A pleasant but uninspired collection of vignettes about the history
of the West that offers nothing new. Noted Western author Brown
(When the Century Was Young; 1993, etc.) serves up a new volume
detailing the life and history of the American frontier. The
material is culled from the text of three previous picture books -
Fighting Indians of the West, Trail Driving Days, and The Settlers'
West - that he co-authored in the 1940s and 1950s with the late
Martin Schmitt (editor of General George Crook: His Autobiography,
1946); this version also includes several photographs from the
earlier volumes. Always sensitive to the long, losing struggle of
the Indians, Brown movingly depicts Sioux chief Red Cloud's
successful war to close the Bozeman Trail (including the so-called
Fetterman Massacre) and Cheyenne chief Black Kettle's unsuccessful
attempts to keep the peace, shattered by the Sand Creek and Washita
massacres.

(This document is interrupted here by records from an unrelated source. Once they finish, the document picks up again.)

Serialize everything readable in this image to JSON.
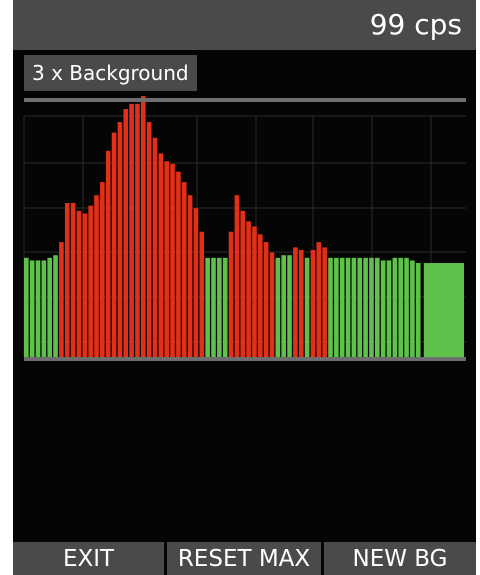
{
  "header": {
    "cps_text": "99 cps"
  },
  "mode": {
    "label": "3 x Background"
  },
  "softkeys": [
    {
      "label": "EXIT"
    },
    {
      "label": "RESET MAX"
    },
    {
      "label": "NEW BG"
    }
  ],
  "colors": {
    "below_threshold": "#5ec149",
    "above_threshold": "#e23018",
    "reference_line": "#6e6e6e",
    "grid": "#2a2a2a"
  },
  "chart_data": {
    "type": "bar",
    "ylim": [
      0,
      100
    ],
    "grid": true,
    "threshold_fraction_of_max": 0.38,
    "values": [
      38,
      37,
      37,
      37,
      38,
      39,
      44,
      59,
      59,
      56,
      55,
      58,
      62,
      67,
      79,
      86,
      90,
      95,
      97,
      97,
      100,
      90,
      84,
      78,
      75,
      74,
      71,
      67,
      62,
      57,
      48,
      38,
      38,
      38,
      38,
      48,
      62,
      56,
      52,
      50,
      47,
      44,
      40,
      38,
      39,
      39,
      42,
      41,
      38,
      41,
      44,
      42,
      38,
      38,
      38,
      38,
      38,
      38,
      38,
      38,
      38,
      37,
      37,
      38,
      38,
      38,
      37,
      36
    ],
    "categories_over_threshold": [
      6,
      7,
      8,
      9,
      10,
      11,
      12,
      13,
      14,
      15,
      16,
      17,
      18,
      19,
      20,
      21,
      22,
      23,
      24,
      25,
      26,
      27,
      28,
      29,
      30,
      35,
      36,
      37,
      38,
      39,
      40,
      41,
      42,
      46,
      47,
      49,
      50,
      51
    ],
    "current_value": 36
  }
}
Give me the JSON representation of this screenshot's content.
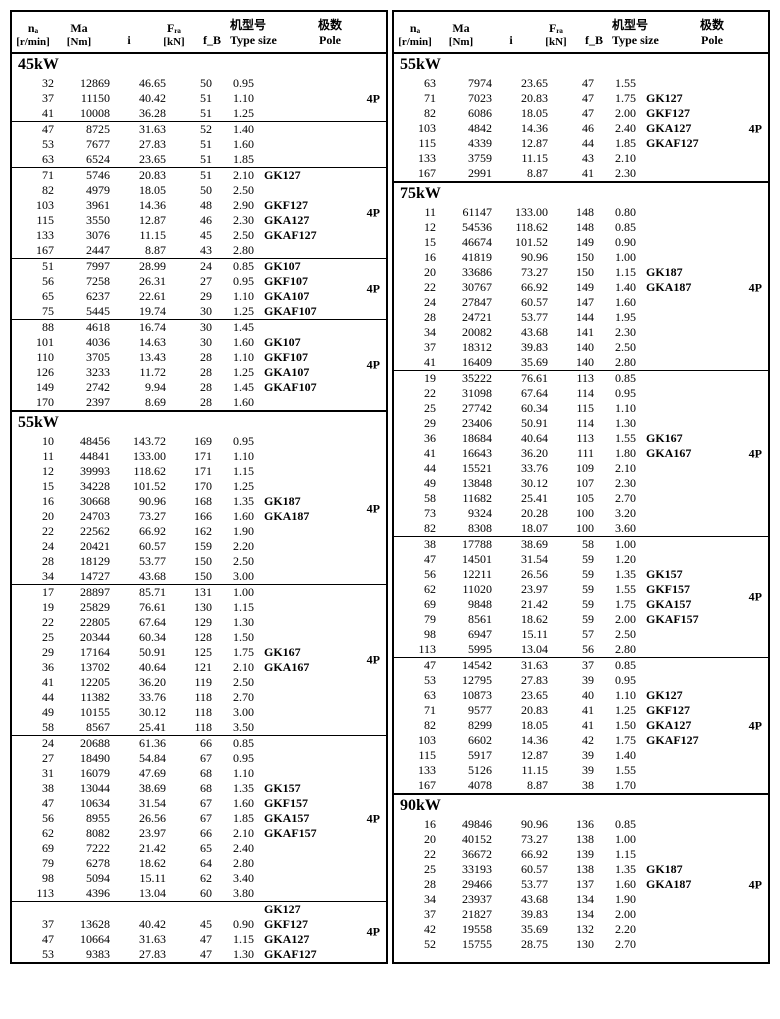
{
  "headers": {
    "na": "nₐ",
    "na_unit": "[r/min]",
    "ma": "Ma",
    "ma_unit": "[Nm]",
    "i": "i",
    "fra": "Fᵣₐ",
    "fra_unit": "[kN]",
    "fb": "f_B",
    "type_cn": "机型号",
    "type_en": "Type size",
    "pole_cn": "极数",
    "pole_en": "Pole"
  },
  "left": [
    {
      "title": "45kW",
      "groups": [
        {
          "pole": "4P",
          "types": [
            "GK127",
            "GKF127",
            "GKA127",
            "GKAF127"
          ],
          "rows": [
            [
              "32",
              "12869",
              "46.65",
              "50",
              "0.95"
            ],
            [
              "37",
              "11150",
              "40.42",
              "51",
              "1.10"
            ],
            [
              "41",
              "10008",
              "36.28",
              "51",
              "1.25"
            ]
          ]
        },
        {
          "sep": true,
          "rows": [
            [
              "47",
              "8725",
              "31.63",
              "52",
              "1.40"
            ],
            [
              "53",
              "7677",
              "27.83",
              "51",
              "1.60"
            ],
            [
              "63",
              "6524",
              "23.65",
              "51",
              "1.85"
            ]
          ]
        },
        {
          "sep": true,
          "pole": "4P",
          "types": [
            "GK127",
            "",
            "GKF127",
            "GKA127",
            "GKAF127"
          ],
          "rows": [
            [
              "71",
              "5746",
              "20.83",
              "51",
              "2.10"
            ],
            [
              "82",
              "4979",
              "18.05",
              "50",
              "2.50"
            ],
            [
              "103",
              "3961",
              "14.36",
              "48",
              "2.90"
            ],
            [
              "115",
              "3550",
              "12.87",
              "46",
              "2.30"
            ],
            [
              "133",
              "3076",
              "11.15",
              "45",
              "2.50"
            ],
            [
              "167",
              "2447",
              "8.87",
              "43",
              "2.80"
            ]
          ],
          "type_map": {
            "0": "GK127",
            "2": "GKF127",
            "3": "GKA127",
            "4": "GKAF127"
          }
        },
        {
          "sep": true,
          "pole": "4P",
          "type_map": {
            "0": "GK107",
            "1": "GKF107",
            "2": "GKA107",
            "3": "GKAF107"
          },
          "rows": [
            [
              "51",
              "7997",
              "28.99",
              "24",
              "0.85"
            ],
            [
              "56",
              "7258",
              "26.31",
              "27",
              "0.95"
            ],
            [
              "65",
              "6237",
              "22.61",
              "29",
              "1.10"
            ],
            [
              "75",
              "5445",
              "19.74",
              "30",
              "1.25"
            ]
          ]
        },
        {
          "sep": true,
          "pole": "4P",
          "type_map": {
            "1": "GK107",
            "2": "GKF107",
            "3": "GKA107",
            "4": "GKAF107"
          },
          "rows": [
            [
              "88",
              "4618",
              "16.74",
              "30",
              "1.45"
            ],
            [
              "101",
              "4036",
              "14.63",
              "30",
              "1.60"
            ],
            [
              "110",
              "3705",
              "13.43",
              "28",
              "1.10"
            ],
            [
              "126",
              "3233",
              "11.72",
              "28",
              "1.25"
            ],
            [
              "149",
              "2742",
              "9.94",
              "28",
              "1.45"
            ],
            [
              "170",
              "2397",
              "8.69",
              "28",
              "1.60"
            ]
          ]
        }
      ]
    },
    {
      "title": "55kW",
      "sep_thick": true,
      "groups": [
        {
          "pole": "4P",
          "type_map": {
            "4": "GK187",
            "5": "GKA187"
          },
          "rows": [
            [
              "10",
              "48456",
              "143.72",
              "169",
              "0.95"
            ],
            [
              "11",
              "44841",
              "133.00",
              "171",
              "1.10"
            ],
            [
              "12",
              "39993",
              "118.62",
              "171",
              "1.15"
            ],
            [
              "15",
              "34228",
              "101.52",
              "170",
              "1.25"
            ],
            [
              "16",
              "30668",
              "90.96",
              "168",
              "1.35"
            ],
            [
              "20",
              "24703",
              "73.27",
              "166",
              "1.60"
            ],
            [
              "22",
              "22562",
              "66.92",
              "162",
              "1.90"
            ],
            [
              "24",
              "20421",
              "60.57",
              "159",
              "2.20"
            ],
            [
              "28",
              "18129",
              "53.77",
              "150",
              "2.50"
            ],
            [
              "34",
              "14727",
              "43.68",
              "150",
              "3.00"
            ]
          ]
        },
        {
          "sep": true,
          "pole": "4P",
          "type_map": {
            "4": "GK167",
            "5": "GKA167"
          },
          "rows": [
            [
              "17",
              "28897",
              "85.71",
              "131",
              "1.00"
            ],
            [
              "19",
              "25829",
              "76.61",
              "130",
              "1.15"
            ],
            [
              "22",
              "22805",
              "67.64",
              "129",
              "1.30"
            ],
            [
              "25",
              "20344",
              "60.34",
              "128",
              "1.50"
            ],
            [
              "29",
              "17164",
              "50.91",
              "125",
              "1.75"
            ],
            [
              "36",
              "13702",
              "40.64",
              "121",
              "2.10"
            ],
            [
              "41",
              "12205",
              "36.20",
              "119",
              "2.50"
            ],
            [
              "44",
              "11382",
              "33.76",
              "118",
              "2.70"
            ],
            [
              "49",
              "10155",
              "30.12",
              "118",
              "3.00"
            ],
            [
              "58",
              "8567",
              "25.41",
              "118",
              "3.50"
            ]
          ]
        },
        {
          "sep": true,
          "pole": "4P",
          "type_map": {
            "3": "GK157",
            "4": "GKF157",
            "5": "GKA157",
            "6": "GKAF157"
          },
          "rows": [
            [
              "24",
              "20688",
              "61.36",
              "66",
              "0.85"
            ],
            [
              "27",
              "18490",
              "54.84",
              "67",
              "0.95"
            ],
            [
              "31",
              "16079",
              "47.69",
              "68",
              "1.10"
            ],
            [
              "38",
              "13044",
              "38.69",
              "68",
              "1.35"
            ],
            [
              "47",
              "10634",
              "31.54",
              "67",
              "1.60"
            ],
            [
              "56",
              "8955",
              "26.56",
              "67",
              "1.85"
            ],
            [
              "62",
              "8082",
              "23.97",
              "66",
              "2.10"
            ],
            [
              "69",
              "7222",
              "21.42",
              "65",
              "2.40"
            ],
            [
              "79",
              "6278",
              "18.62",
              "64",
              "2.80"
            ],
            [
              "98",
              "5094",
              "15.11",
              "62",
              "3.40"
            ],
            [
              "113",
              "4396",
              "13.04",
              "60",
              "3.80"
            ]
          ]
        },
        {
          "sep": true,
          "pole": "4P",
          "type_map": {
            "-1": "GK127",
            "0": "GKF127",
            "1": "GKA127",
            "2": "GKAF127"
          },
          "pre_types": [
            "GK127"
          ],
          "rows": [
            [
              "37",
              "13628",
              "40.42",
              "45",
              "0.90"
            ],
            [
              "47",
              "10664",
              "31.63",
              "47",
              "1.15"
            ],
            [
              "53",
              "9383",
              "27.83",
              "47",
              "1.30"
            ]
          ],
          "type_rows": {
            "0": "GKF127",
            "1": "GKA127",
            "2": "GKAF127"
          }
        }
      ]
    }
  ],
  "right": [
    {
      "title": "55kW",
      "groups": [
        {
          "pole": "4P",
          "type_map": {
            "1": "GK127",
            "2": "GKF127",
            "3": "GKA127",
            "4": "GKAF127"
          },
          "rows": [
            [
              "63",
              "7974",
              "23.65",
              "47",
              "1.55"
            ],
            [
              "71",
              "7023",
              "20.83",
              "47",
              "1.75"
            ],
            [
              "82",
              "6086",
              "18.05",
              "47",
              "2.00"
            ],
            [
              "103",
              "4842",
              "14.36",
              "46",
              "2.40"
            ],
            [
              "115",
              "4339",
              "12.87",
              "44",
              "1.85"
            ],
            [
              "133",
              "3759",
              "11.15",
              "43",
              "2.10"
            ],
            [
              "167",
              "2991",
              "8.87",
              "41",
              "2.30"
            ]
          ]
        }
      ]
    },
    {
      "title": "75kW",
      "sep_thick": true,
      "groups": [
        {
          "pole": "4P",
          "type_map": {
            "4": "GK187",
            "5": "GKA187"
          },
          "rows": [
            [
              "11",
              "61147",
              "133.00",
              "148",
              "0.80"
            ],
            [
              "12",
              "54536",
              "118.62",
              "148",
              "0.85"
            ],
            [
              "15",
              "46674",
              "101.52",
              "149",
              "0.90"
            ],
            [
              "16",
              "41819",
              "90.96",
              "150",
              "1.00"
            ],
            [
              "20",
              "33686",
              "73.27",
              "150",
              "1.15"
            ],
            [
              "22",
              "30767",
              "66.92",
              "149",
              "1.40"
            ],
            [
              "24",
              "27847",
              "60.57",
              "147",
              "1.60"
            ],
            [
              "28",
              "24721",
              "53.77",
              "144",
              "1.95"
            ],
            [
              "34",
              "20082",
              "43.68",
              "141",
              "2.30"
            ],
            [
              "37",
              "18312",
              "39.83",
              "140",
              "2.50"
            ],
            [
              "41",
              "16409",
              "35.69",
              "140",
              "2.80"
            ]
          ]
        },
        {
          "sep": true,
          "pole": "4P",
          "type_map": {
            "4": "GK167",
            "5": "GKA167"
          },
          "rows": [
            [
              "19",
              "35222",
              "76.61",
              "113",
              "0.85"
            ],
            [
              "22",
              "31098",
              "67.64",
              "114",
              "0.95"
            ],
            [
              "25",
              "27742",
              "60.34",
              "115",
              "1.10"
            ],
            [
              "29",
              "23406",
              "50.91",
              "114",
              "1.30"
            ],
            [
              "36",
              "18684",
              "40.64",
              "113",
              "1.55"
            ],
            [
              "41",
              "16643",
              "36.20",
              "111",
              "1.80"
            ],
            [
              "44",
              "15521",
              "33.76",
              "109",
              "2.10"
            ],
            [
              "49",
              "13848",
              "30.12",
              "107",
              "2.30"
            ],
            [
              "58",
              "11682",
              "25.41",
              "105",
              "2.70"
            ],
            [
              "73",
              "9324",
              "20.28",
              "100",
              "3.20"
            ],
            [
              "82",
              "8308",
              "18.07",
              "100",
              "3.60"
            ]
          ]
        },
        {
          "sep": true,
          "pole": "4P",
          "type_map": {
            "2": "GK157",
            "3": "GKF157",
            "4": "GKA157",
            "5": "GKAF157"
          },
          "rows": [
            [
              "38",
              "17788",
              "38.69",
              "58",
              "1.00"
            ],
            [
              "47",
              "14501",
              "31.54",
              "59",
              "1.20"
            ],
            [
              "56",
              "12211",
              "26.56",
              "59",
              "1.35"
            ],
            [
              "62",
              "11020",
              "23.97",
              "59",
              "1.55"
            ],
            [
              "69",
              "9848",
              "21.42",
              "59",
              "1.75"
            ],
            [
              "79",
              "8561",
              "18.62",
              "59",
              "2.00"
            ],
            [
              "98",
              "6947",
              "15.11",
              "57",
              "2.50"
            ],
            [
              "113",
              "5995",
              "13.04",
              "56",
              "2.80"
            ]
          ]
        },
        {
          "sep": true,
          "pole": "4P",
          "type_map": {
            "2": "GK127",
            "3": "GKF127",
            "4": "GKA127",
            "5": "GKAF127"
          },
          "rows": [
            [
              "47",
              "14542",
              "31.63",
              "37",
              "0.85"
            ],
            [
              "53",
              "12795",
              "27.83",
              "39",
              "0.95"
            ],
            [
              "63",
              "10873",
              "23.65",
              "40",
              "1.10"
            ],
            [
              "71",
              "9577",
              "20.83",
              "41",
              "1.25"
            ],
            [
              "82",
              "8299",
              "18.05",
              "41",
              "1.50"
            ],
            [
              "103",
              "6602",
              "14.36",
              "42",
              "1.75"
            ],
            [
              "115",
              "5917",
              "12.87",
              "39",
              "1.40"
            ],
            [
              "133",
              "5126",
              "11.15",
              "39",
              "1.55"
            ],
            [
              "167",
              "4078",
              "8.87",
              "38",
              "1.70"
            ]
          ]
        }
      ]
    },
    {
      "title": "90kW",
      "sep_thick": true,
      "groups": [
        {
          "pole": "4P",
          "type_map": {
            "3": "GK187",
            "4": "GKA187"
          },
          "rows": [
            [
              "16",
              "49846",
              "90.96",
              "136",
              "0.85"
            ],
            [
              "20",
              "40152",
              "73.27",
              "138",
              "1.00"
            ],
            [
              "22",
              "36672",
              "66.92",
              "139",
              "1.15"
            ],
            [
              "25",
              "33193",
              "60.57",
              "138",
              "1.35"
            ],
            [
              "28",
              "29466",
              "53.77",
              "137",
              "1.60"
            ],
            [
              "34",
              "23937",
              "43.68",
              "134",
              "1.90"
            ],
            [
              "37",
              "21827",
              "39.83",
              "134",
              "2.00"
            ],
            [
              "42",
              "19558",
              "35.69",
              "132",
              "2.20"
            ],
            [
              "52",
              "15755",
              "28.75",
              "130",
              "2.70"
            ]
          ]
        }
      ]
    }
  ]
}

But the white West is also covered, with glimpses of
life on the great cattle drives and of the boomtowns at the end of
the beef trails - towns like Abilene, Tex., and Wichita, Kans.,
which thrived as rail centers for the shipment of cattle. The
mythmaking process that shaped the West of popular imagination is
also dear to Brown's heart, and he brings into focus the impact of
tall tales (Paul Bunyan, etc.), Wild West shows (Buffalo Bill, et
al.), rodeos, Billy the Kid's inflated legend, and The Virginian, a
novel by Harvard-educated Philadelphia lawyer Owen Wister that
supplanted real-life cowboy Charlie Siringo's much more authentic A
Texas CowBoy in the public imagination. Brown writes in an engaging
style, but our view of frontier history has changed a lot in 40
years. Rather than this recycled material, itself seduced by the
myths it seeks to expose, better to read Brown's own Bury My Heart
at Wounded Knee. (Kirkus Reviews)
The American West centers on three subjects: Native Americans, settlers, and ranchers. Dee Brown re-creates these groups struggles for their place in this new landscape and illuminates the history of the old West in a single volume, filled with maps and vintage photographs. In his spirited telling of this national saga, Brown demonstrates once again his abilities as a master storyteller and as an entertaining popular historian.